McClintock finally got on board with the AHCA after successfully sponsoring an amendment in the House Budget Committee that would provide an additional $75 billion to help people afford health insurance as they transition from Obamacare subsidies to tax credits if the new bill becomes law. He is also confident that within a few years, Americans will start to see noticeable price decreases in health coverage.
But that same manager’s amendment that satisfied McClintock also contains language that could threaten benefits for up to seven million veterans. Jacobs says the technical glitch in the language shows the need to slow down the rush to pass the legislation and avoid ugly surprises after it becomes law, similar to what occurred with Obamacare.
As the furious battle for votes plays out, Jacobs hopes leaders pull back and rework the bill to honor the original campaign promises.
“There are folks negotiating now as we speak in the Freedom Caucus to repeal some of the insurance regulations and the mandates. Hopefully that succeeds and we get to a better bill that conservatives can support,” said Jacobs.

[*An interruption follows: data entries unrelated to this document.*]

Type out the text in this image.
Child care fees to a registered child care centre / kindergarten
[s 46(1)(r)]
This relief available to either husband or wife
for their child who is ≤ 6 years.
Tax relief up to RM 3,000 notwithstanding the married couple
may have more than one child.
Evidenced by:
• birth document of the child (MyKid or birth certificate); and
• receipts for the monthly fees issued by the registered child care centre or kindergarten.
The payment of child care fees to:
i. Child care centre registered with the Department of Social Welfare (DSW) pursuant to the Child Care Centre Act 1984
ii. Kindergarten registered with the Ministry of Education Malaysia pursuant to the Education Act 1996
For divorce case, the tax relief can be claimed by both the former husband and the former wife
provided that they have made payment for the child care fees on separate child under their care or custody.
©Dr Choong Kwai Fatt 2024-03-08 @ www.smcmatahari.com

McClintock says Republicans should not let the perfect be the enemy of the good.
“When you pull together a group of people to benefit from their combined wisdom, unfortunately you’re also going to get their combined follies, prejudices and misjudgments. You can never get a perfect product out of this process. What you can get is the product that is the most acceptable and moves us forward,” said McClintock.